(Warning: Strong language in paragraph 17)

NEW YORK - Global trading house Arcadia Energy rejected on Wednesday claims that its traders had manipulated crude oil markets in early 2008, saying it would fight the suit brought by U.S. regulators in court.

The CFTC is wrong on both the facts and the law, said Colin Hurley, the Chief Financial Officer of Arcadia, in an e-mailed statement to Reuters.

The quick rebuttal sets up a rare public show-down over trading practices in the opaque physical oil market. Many such past cases have been settled out of court, and regulators have struggled in the past to make manipulation charges stick.

The CFTC sued firms and traders including London-based Arcadia and U.S. subsidiary Parnon Energy on Tuesday, alleging that they carried out an illegal squeeze in benchmark U.S. West Texas Intermediate (WTI) oil markets in 2008 that led to $50 million in illicit profits.

Arcadia has carefully looked at its WTI crude oil trading in the period from January to April 2008, and retained independent experts to assist in that process, Hurley, who also speaks for Parnon, said.

In short, our activity involved legitimate and lawful trades at market prices that were dictated by the fundamentals of supply and demand... We look forward to proving this in court.

The CFTC said traders James Dyer of Oklahoma's Parnon Energy, and Nick Wildgoose of Arcadia, amassed large physical positions at a key U.S. trading hub to create the impression of tight supplies that would boost prompt oil prices.

Later they dumped those barrels back onto the market, causing prices to fall and racking up profits from short positions they had accrued in futures markets, the suit said.

While the civil suit comes after three years of heightened scrutiny into oil price speculation by the CFTC, it also arrives at a time when President Barack Obama is seeking to reassure Americans he is trying to curb high U.S. gasoline prices and ensure they aren't subject to manipulation.


The CFTC's complaint alleges both manipulation and attempted market manipulation. Proving the former is considered extremely difficult because so many factors can affect prices.

If they're alleging manipulation, that means that the data is pretty dramatic, said Michael Greenberger, a professor at the University of Maryland School of Law and a former director of the division of trading and markets at the CFTC.

Lots of civil actions around the derivatives markets have been settled before reaching trial, with firms often agreeing to pay fines without admitting wrongdoing.

In this case, Arcadia said it did not expect a settlement to be possible.

Rather than consent to the resolution of the matter based on allegations that are unjustified and untrue, we accepted that the matter would be adjudicated in the courts, said Hurley.

A potential trial could be years away.

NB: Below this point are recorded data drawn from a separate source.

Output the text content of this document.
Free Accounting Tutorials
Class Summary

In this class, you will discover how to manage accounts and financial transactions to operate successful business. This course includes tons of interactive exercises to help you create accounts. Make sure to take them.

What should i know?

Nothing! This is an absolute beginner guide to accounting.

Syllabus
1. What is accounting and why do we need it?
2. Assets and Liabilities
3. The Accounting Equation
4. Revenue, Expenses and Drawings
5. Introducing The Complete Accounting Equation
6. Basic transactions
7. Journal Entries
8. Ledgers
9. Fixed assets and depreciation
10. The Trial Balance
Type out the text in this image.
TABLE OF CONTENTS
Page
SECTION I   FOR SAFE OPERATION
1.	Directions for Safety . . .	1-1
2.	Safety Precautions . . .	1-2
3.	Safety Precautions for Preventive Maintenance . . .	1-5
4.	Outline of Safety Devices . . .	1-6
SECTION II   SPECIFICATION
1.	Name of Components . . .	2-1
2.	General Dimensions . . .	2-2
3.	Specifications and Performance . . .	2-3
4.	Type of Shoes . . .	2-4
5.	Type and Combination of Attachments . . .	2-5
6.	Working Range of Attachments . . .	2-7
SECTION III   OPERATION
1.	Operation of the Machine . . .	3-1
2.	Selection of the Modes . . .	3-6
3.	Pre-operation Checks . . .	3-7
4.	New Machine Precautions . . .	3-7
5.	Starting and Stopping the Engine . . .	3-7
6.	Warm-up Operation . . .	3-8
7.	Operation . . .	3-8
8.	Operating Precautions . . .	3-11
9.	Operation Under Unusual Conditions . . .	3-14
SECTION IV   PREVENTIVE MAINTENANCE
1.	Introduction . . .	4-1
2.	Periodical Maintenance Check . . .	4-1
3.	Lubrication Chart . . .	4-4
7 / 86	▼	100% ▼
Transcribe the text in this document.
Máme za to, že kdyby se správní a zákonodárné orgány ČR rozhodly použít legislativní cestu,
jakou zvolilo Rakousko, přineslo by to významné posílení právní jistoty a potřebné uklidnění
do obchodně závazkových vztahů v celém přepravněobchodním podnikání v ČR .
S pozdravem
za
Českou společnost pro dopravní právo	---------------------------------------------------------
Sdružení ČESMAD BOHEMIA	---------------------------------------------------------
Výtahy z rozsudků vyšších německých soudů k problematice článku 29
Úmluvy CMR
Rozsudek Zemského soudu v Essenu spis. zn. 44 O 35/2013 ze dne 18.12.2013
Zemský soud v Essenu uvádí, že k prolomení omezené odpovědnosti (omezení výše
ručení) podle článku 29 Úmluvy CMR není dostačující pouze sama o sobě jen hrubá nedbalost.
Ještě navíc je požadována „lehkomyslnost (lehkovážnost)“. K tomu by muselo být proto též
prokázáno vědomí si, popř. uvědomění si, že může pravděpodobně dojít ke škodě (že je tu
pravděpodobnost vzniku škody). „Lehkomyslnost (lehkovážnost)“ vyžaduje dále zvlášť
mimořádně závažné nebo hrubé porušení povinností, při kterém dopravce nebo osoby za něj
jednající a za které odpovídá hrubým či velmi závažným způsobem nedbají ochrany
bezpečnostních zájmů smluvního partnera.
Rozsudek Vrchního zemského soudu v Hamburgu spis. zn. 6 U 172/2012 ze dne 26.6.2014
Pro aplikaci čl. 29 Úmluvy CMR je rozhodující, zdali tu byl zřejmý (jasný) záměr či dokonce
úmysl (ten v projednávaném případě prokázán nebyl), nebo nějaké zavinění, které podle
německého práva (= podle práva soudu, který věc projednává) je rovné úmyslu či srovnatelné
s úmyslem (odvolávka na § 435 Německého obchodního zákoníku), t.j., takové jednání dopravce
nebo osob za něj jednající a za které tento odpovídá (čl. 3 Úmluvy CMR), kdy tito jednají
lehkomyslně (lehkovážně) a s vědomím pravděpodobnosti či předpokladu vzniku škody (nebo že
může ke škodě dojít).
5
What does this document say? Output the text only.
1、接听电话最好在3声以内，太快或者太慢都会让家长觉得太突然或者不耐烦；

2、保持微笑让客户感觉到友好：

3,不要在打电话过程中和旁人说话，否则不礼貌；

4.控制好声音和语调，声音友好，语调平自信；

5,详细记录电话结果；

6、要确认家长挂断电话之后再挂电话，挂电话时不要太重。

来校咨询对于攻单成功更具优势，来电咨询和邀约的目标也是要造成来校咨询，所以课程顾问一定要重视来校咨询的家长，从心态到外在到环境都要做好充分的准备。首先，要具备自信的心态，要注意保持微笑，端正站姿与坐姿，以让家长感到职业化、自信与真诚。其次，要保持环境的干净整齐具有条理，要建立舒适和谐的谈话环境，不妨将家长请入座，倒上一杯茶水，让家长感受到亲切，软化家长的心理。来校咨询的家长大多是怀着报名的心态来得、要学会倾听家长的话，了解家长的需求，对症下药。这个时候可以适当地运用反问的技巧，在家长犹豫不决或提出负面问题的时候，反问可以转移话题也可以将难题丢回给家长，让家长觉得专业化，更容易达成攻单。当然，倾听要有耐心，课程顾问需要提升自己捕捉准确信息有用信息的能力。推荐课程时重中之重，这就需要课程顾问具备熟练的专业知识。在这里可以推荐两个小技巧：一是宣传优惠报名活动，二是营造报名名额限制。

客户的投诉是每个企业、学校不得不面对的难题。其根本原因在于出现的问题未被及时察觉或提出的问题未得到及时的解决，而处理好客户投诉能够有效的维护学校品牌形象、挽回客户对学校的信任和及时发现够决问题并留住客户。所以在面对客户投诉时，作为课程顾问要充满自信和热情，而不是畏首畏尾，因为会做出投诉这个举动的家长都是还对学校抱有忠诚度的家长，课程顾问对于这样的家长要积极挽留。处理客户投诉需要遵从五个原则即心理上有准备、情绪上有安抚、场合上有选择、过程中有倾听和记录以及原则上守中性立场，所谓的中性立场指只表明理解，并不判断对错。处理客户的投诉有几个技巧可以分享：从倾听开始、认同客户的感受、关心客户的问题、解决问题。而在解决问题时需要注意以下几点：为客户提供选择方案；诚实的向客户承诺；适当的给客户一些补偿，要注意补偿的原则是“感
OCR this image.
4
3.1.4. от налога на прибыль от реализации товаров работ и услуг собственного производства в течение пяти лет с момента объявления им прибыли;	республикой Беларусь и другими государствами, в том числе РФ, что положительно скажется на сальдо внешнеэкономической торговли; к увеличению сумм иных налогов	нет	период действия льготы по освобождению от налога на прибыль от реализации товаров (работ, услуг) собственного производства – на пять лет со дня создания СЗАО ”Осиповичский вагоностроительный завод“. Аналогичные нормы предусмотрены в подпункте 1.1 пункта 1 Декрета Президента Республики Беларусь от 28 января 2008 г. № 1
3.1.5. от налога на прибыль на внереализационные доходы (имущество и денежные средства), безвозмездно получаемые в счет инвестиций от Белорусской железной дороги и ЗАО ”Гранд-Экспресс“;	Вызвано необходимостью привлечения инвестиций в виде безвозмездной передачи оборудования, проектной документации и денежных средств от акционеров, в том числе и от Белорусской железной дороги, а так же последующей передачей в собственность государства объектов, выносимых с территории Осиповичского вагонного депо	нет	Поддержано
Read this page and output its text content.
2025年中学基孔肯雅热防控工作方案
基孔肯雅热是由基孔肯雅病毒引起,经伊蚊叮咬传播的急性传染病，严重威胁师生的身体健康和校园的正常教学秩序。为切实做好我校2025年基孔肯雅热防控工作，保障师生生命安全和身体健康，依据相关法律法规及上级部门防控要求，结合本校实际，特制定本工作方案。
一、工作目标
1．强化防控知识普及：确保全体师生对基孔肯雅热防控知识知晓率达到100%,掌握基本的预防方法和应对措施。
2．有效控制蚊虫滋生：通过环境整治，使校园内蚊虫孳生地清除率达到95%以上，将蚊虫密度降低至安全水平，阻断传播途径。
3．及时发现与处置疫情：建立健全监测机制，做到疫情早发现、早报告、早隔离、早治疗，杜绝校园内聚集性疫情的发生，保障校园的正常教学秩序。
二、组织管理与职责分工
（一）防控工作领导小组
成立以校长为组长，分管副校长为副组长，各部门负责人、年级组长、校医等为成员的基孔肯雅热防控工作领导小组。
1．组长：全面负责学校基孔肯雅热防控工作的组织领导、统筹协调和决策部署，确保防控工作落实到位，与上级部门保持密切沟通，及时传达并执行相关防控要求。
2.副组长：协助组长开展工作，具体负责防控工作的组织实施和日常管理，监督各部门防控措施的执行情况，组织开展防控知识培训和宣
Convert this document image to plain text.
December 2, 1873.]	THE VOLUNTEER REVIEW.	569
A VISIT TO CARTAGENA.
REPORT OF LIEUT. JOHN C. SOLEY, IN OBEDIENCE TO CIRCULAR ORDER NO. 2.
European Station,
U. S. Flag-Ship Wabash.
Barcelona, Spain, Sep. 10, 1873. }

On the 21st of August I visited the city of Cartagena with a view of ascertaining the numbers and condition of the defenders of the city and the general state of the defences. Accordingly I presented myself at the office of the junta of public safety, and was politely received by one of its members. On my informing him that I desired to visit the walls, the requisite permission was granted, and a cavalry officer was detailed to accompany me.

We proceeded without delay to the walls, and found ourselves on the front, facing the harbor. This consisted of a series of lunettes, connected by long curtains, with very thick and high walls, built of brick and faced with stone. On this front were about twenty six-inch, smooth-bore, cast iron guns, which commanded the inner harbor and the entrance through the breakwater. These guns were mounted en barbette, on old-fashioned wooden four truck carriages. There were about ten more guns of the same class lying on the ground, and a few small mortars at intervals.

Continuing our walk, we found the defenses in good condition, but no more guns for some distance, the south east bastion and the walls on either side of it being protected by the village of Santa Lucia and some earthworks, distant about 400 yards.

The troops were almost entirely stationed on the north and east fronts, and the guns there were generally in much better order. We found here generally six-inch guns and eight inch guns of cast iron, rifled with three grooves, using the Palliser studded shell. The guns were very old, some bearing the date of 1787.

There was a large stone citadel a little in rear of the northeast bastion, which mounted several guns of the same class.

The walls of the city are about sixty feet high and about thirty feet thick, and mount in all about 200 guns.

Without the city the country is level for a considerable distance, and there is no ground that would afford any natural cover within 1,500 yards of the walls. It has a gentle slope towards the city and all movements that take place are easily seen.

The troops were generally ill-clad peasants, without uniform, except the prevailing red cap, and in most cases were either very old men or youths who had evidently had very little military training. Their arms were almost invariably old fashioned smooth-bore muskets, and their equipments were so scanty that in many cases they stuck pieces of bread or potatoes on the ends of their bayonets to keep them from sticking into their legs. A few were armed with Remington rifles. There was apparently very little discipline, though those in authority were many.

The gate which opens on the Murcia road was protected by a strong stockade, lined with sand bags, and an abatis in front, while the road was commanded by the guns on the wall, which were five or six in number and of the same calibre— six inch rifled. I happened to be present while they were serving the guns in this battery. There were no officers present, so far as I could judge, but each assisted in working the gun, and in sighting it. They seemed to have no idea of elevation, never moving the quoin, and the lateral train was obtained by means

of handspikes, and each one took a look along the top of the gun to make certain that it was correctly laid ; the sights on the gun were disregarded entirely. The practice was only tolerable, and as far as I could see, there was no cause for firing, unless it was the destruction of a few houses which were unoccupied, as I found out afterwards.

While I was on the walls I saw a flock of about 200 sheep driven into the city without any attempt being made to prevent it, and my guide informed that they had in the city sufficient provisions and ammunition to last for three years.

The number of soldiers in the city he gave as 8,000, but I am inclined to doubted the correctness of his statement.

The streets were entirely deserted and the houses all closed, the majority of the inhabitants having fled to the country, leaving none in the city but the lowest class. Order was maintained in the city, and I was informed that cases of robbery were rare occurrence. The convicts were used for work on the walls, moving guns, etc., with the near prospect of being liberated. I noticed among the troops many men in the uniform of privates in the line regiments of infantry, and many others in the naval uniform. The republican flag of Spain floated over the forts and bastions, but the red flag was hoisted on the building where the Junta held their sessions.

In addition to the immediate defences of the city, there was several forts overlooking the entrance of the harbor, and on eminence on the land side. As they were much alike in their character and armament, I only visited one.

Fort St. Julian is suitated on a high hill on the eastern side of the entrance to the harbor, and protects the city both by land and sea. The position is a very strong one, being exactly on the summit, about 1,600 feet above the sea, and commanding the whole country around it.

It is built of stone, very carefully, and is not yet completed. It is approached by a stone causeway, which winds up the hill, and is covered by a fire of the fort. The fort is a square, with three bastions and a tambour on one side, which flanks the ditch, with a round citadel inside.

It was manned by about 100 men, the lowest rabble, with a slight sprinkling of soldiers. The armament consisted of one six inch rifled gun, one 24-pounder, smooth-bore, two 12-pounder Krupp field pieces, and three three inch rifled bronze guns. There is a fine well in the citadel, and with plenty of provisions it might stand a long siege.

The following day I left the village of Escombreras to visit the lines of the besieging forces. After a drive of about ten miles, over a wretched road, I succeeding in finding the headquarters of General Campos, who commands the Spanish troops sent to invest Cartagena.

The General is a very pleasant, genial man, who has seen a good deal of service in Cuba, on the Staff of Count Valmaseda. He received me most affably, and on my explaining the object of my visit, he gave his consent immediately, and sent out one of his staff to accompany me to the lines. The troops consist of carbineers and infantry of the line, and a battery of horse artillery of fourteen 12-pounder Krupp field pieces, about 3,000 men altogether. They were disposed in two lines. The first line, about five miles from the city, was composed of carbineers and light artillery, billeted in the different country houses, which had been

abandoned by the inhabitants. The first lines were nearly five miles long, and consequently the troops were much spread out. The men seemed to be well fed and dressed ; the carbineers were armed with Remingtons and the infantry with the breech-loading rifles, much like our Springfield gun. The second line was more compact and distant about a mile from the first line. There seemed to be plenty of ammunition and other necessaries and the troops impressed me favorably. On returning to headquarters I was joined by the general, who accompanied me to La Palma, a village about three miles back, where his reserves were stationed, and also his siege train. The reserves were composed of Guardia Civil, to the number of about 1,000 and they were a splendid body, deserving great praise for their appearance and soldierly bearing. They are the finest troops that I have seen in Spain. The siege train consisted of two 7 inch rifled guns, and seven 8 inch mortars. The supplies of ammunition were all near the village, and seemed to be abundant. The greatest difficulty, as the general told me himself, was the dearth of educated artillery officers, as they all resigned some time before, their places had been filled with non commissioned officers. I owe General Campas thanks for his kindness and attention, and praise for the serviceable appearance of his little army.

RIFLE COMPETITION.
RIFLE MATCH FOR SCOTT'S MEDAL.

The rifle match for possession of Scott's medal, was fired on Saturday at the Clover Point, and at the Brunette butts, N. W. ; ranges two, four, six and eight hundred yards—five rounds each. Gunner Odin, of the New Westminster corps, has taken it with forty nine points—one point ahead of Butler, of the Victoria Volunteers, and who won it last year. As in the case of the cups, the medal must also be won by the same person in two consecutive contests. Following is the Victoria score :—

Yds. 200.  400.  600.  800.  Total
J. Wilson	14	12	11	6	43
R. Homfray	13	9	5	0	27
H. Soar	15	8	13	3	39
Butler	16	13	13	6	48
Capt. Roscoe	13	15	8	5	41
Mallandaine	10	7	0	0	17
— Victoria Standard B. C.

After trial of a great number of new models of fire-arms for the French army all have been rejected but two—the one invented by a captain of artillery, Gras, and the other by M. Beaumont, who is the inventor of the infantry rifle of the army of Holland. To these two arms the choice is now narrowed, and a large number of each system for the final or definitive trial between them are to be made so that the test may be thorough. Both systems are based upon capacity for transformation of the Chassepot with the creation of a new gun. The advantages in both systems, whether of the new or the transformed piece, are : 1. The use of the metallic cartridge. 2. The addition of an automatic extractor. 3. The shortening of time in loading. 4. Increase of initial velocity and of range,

The CFTC sued former Amaranth Advisors trader Brian Hunter for attempting to manipulate natural gas futures nearly four years ago. While Amaranth settled for $7.5 million two years ago, the Hunter case is still pending.

The lawsuit filed on Tuesday cited a series of internal communications it said showed a cycle of manipulation by going long the prompt U.S. crude oil spread on the way up, then shorting the spread before dumping barrels on the market.

In September 2007, according to CFTC suit, Dyer said in an email to other Parnon/Arcadia traders that there was a s---load of money to be made in creating the appearance that available stocks of crude at Cushing were low.

The trading duo amassed a sufficient quantity of physical WTI to be delivered the next month at Cushing to dominate and control WTI supply even though they had no commercial need for crude oil, the CFTC said.

Hurley dismissed the notion of a dominant position.

Arcadia plainly lacked the ability and the intent to control prices in a market as large and complex as the WTI crude oil market, he wrote.

The suit alleges that Arcadia bought up enough crude at and around the Cushing, Oklahoma, delivery point for the New York Mercantile Exchange (NYMEX) crude oil futures contract to affect prices for a few days before and after expiry.


Arcadia and Parnon are both owned by secretive Norwegian billionaire John Fredriksen, known as Big Wolf and more widely as Big John in the shipping industry. He is the owner of the world's largest independent oil tanker firm, Frontline.

While some ship industry sources have described him as a chancer who doesn't like to follow rules, others have pointed out that the 67 year old built up his shipping and trading empire from scratch, acquiring an estimated fortune of $10.7 billion along the way.

He is a rough businessman, said editor Gunnar Stavrum of Norway's Nettavisen, who has written two unauthorized biographies about Fredriksen.

He has been involved in speculative trading before, among other things in currencies. It's too early to say if these claims of illegal oil trading will hold up.

Parnon, headquartered in Oklahoma, owns at least 3 million barrels of storage facilities at Cushing, Oklahoma, delivery point of the benchmark WTI U.S. crude contract.

London-based Arcadia is a major global oil trading firm, which typically markets about 800,000 barrels a day of crude and oil products around the world.

The CFTC suit was brought in the Federal Southern District Court of New York.